We report time-resolved photoluminescence (PL) measurements of spin-cast amorphous films of a regioregular polythiophene derivative poly[3-(4-octylphenyl)thiophene] and of annealed semicrystalline films of the same polymer with an interchain stacking distance of 5 Å. Red-shifted PL appears at long delay times in both pristine and annealed films, which we assign to interchain aggregates populated by excitation energy migration. Aggregate luminescence in annealed films exhibits a pronounced vibronic structure indicating the coupling to a CC bond stretch with a Huang−Rhys factor S = 2. Two types of aggregates are distinguished in annealed films: in a few picoseconds most excitations are trapped by aggregates with a large energy gap (about 1.83 eV) between the lowest excited singlet state and the ground state.
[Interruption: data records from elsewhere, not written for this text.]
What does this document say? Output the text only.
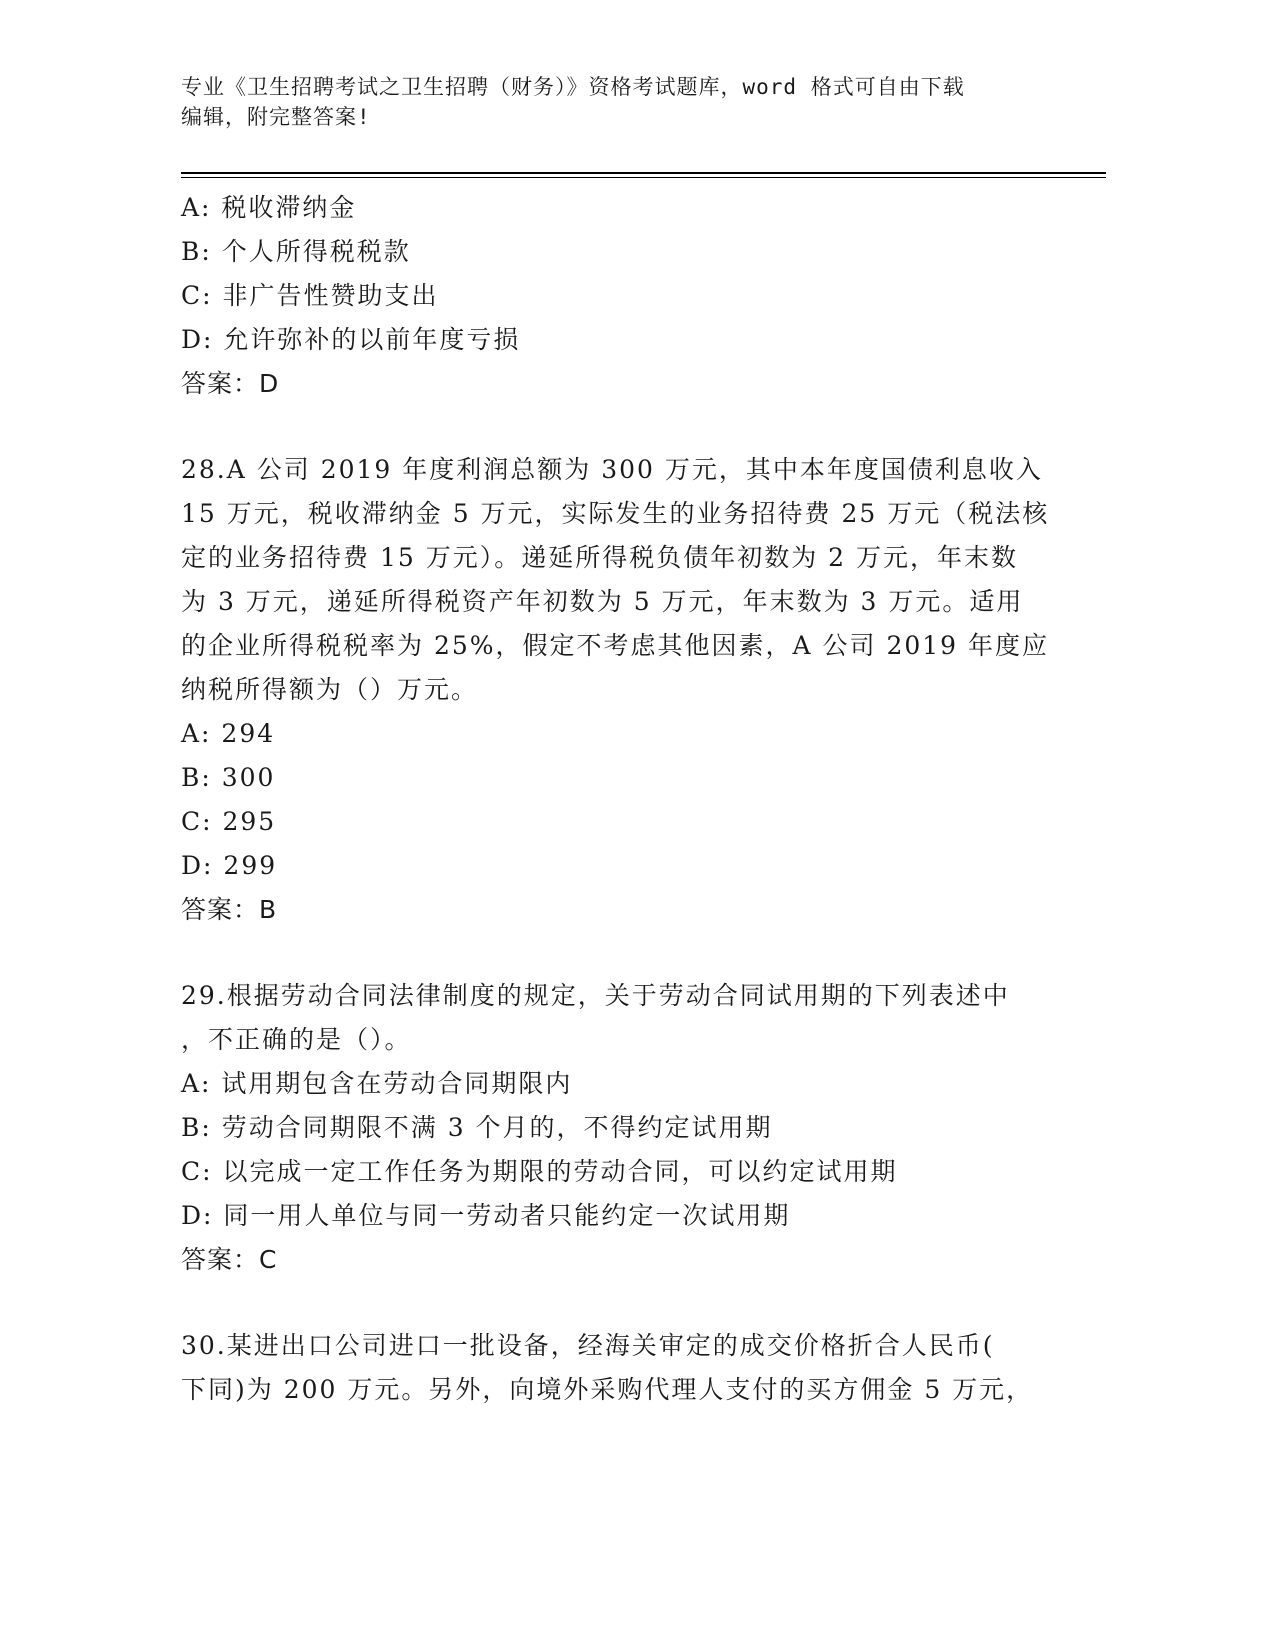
专业《卫生招聘考试之卫生招聘（财务）》资格考试题库，word 格式可自由下载
编辑，附完整答案!
A: 税收滞纳金
B: 个人所得税税款
C: 非广告性赞助支出
D: 允许弥补的以前年度亏损
答案：D
28.A 公司 2019 年度利润总额为 300 万元，其中本年度国债利息收入
15 万元，税收滞纳金 5 万元，实际发生的业务招待费 25 万元（税法核
定的业务招待费 15 万元）。递延所得税负债年初数为 2 万元，年末数
为 3 万元，递延所得税资产年初数为 5 万元，年末数为 3 万元。适用
的企业所得税税率为 25%，假定不考虑其他因素，A 公司 2019 年度应
纳税所得额为（）万元。
A: 294
B: 300
C: 295
D: 299
答案：B
29.根据劳动合同法律制度的规定，关于劳动合同试用期的下列表述中
，不正确的是（）。
A: 试用期包含在劳动合同期限内
B: 劳动合同期限不满 3 个月的，不得约定试用期
C: 以完成一定工作任务为期限的劳动合同，可以约定试用期
D: 同一用人单位与同一劳动者只能约定一次试用期
答案：C
30.某进出口公司进口一批设备，经海关审定的成交价格折合人民币(
下同)为 200 万元。另外，向境外采购代理人支付的买方佣金 5 万元，
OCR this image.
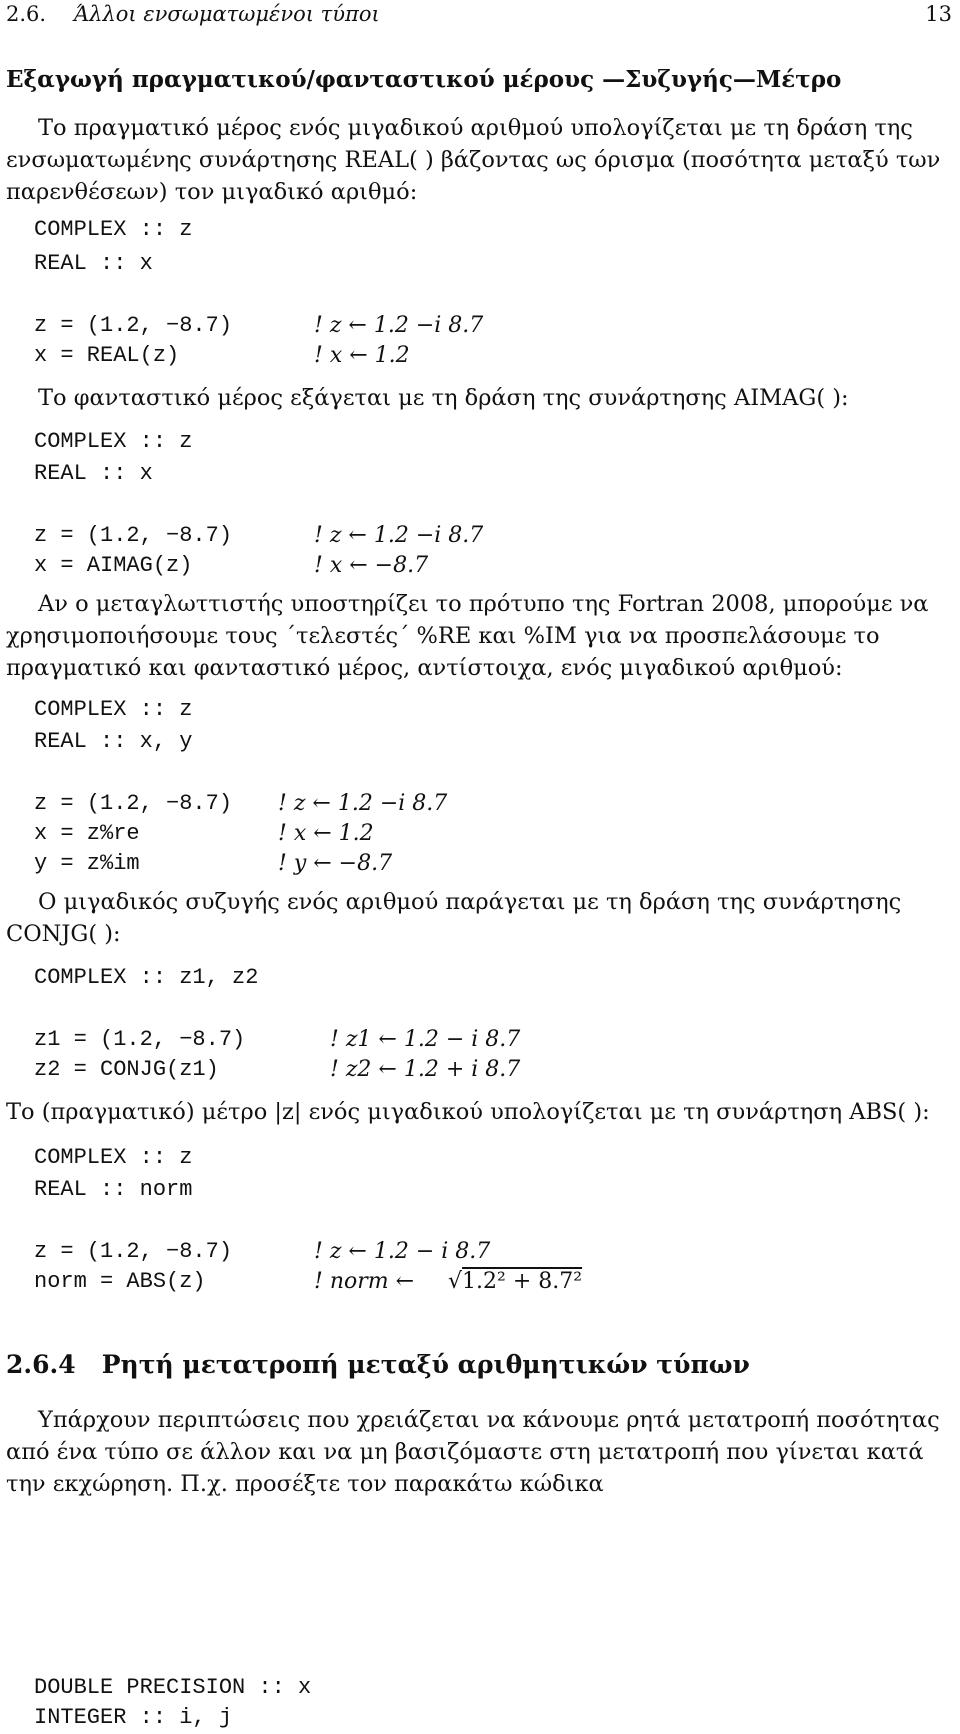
2.6. Άλλοι ενσωματωμένοι τύποι	13
Εξαγωγή πραγματικού/φανταστικού μέρους —Συζυγής—Μέτρο
Το πραγματικό μέρος ενός μιγαδικού αριθμού υπολογίζεται με τη δράση της ενσωματωμένης συνάρτησης REAL( ) βάζοντας ως όρισμα (ποσότητα μεταξύ των παρενθέσεων) τον μιγαδικό αριθμό:
COMPLEX :: z
REAL :: x
z = (1.2, −8.7)	! z ← 1.2 −i 8.7
x = REAL(z)	! x ← 1.2
Το φανταστικό μέρος εξάγεται με τη δράση της συνάρτησης AIMAG( ):
COMPLEX :: z
REAL :: x
z = (1.2, −8.7)	! z ← 1.2 −i 8.7
x = AIMAG(z)	! x ← −8.7
Αν ο μεταγλωττιστής υποστηρίζει το πρότυπο της Fortran 2008, μπορούμε να χρησιμοποιήσουμε τους ΄τελεστές΄ %RE και %IM για να προσπελάσουμε το πραγματικό και φανταστικό μέρος, αντίστοιχα, ενός μιγαδικού αριθμού:
COMPLEX :: z
REAL :: x, y
z = (1.2, −8.7) ! z ← 1.2 −i 8.7
x = z%re	! x ← 1.2
y = z%im	! y ← −8.7
Ο μιγαδικός συζυγής ενός αριθμού παράγεται με τη δράση της συνάρτησης CONJG( ):
COMPLEX :: z1, z2
z1 = (1.2, −8.7)	! z1 ← 1.2 − i 8.7
z2 = CONJG(z1)	! z2 ← 1.2 + i 8.7
Το (πραγματικό) μέτρο |z| ενός μιγαδικού υπολογίζεται με τη συνάρτηση ABS( ):
COMPLEX :: z
REAL :: norm
z = (1.2, −8.7)	! z ← 1.2 − i 8.7
norm = ABS(z)	! norm ← √1.2² + 8.7²
2.6.4 Ρητή μετατροπή μεταξύ αριθμητικών τύπων
Υπάρχουν περιπτώσεις που χρειάζεται να κάνουμε ρητά μετατροπή ποσότητας από ένα τύπο σε άλλον και να μη βασιζόμαστε στη μετατροπή που γίνεται κατά την εκχώρηση. Π.χ. προσέξτε τον παρακάτω κώδικα
DOUBLE PRECISION :: x
INTEGER :: i, j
Excitation energy is transferred or the aggregates relax structurally with a time constant of about 200 ps to aggregates with a smaller energy gap (about 1.75 eV). The radiative lifetime of aggregates with smaller energy gap is estimated to be about 35 ns, two times longer than that of aggregates with the larger energy gap. In spin-cast amorphous films, emission from intrachain singlet excitons has a longer lifetime than in annealed films and only high-energy-gap aggregates are populated.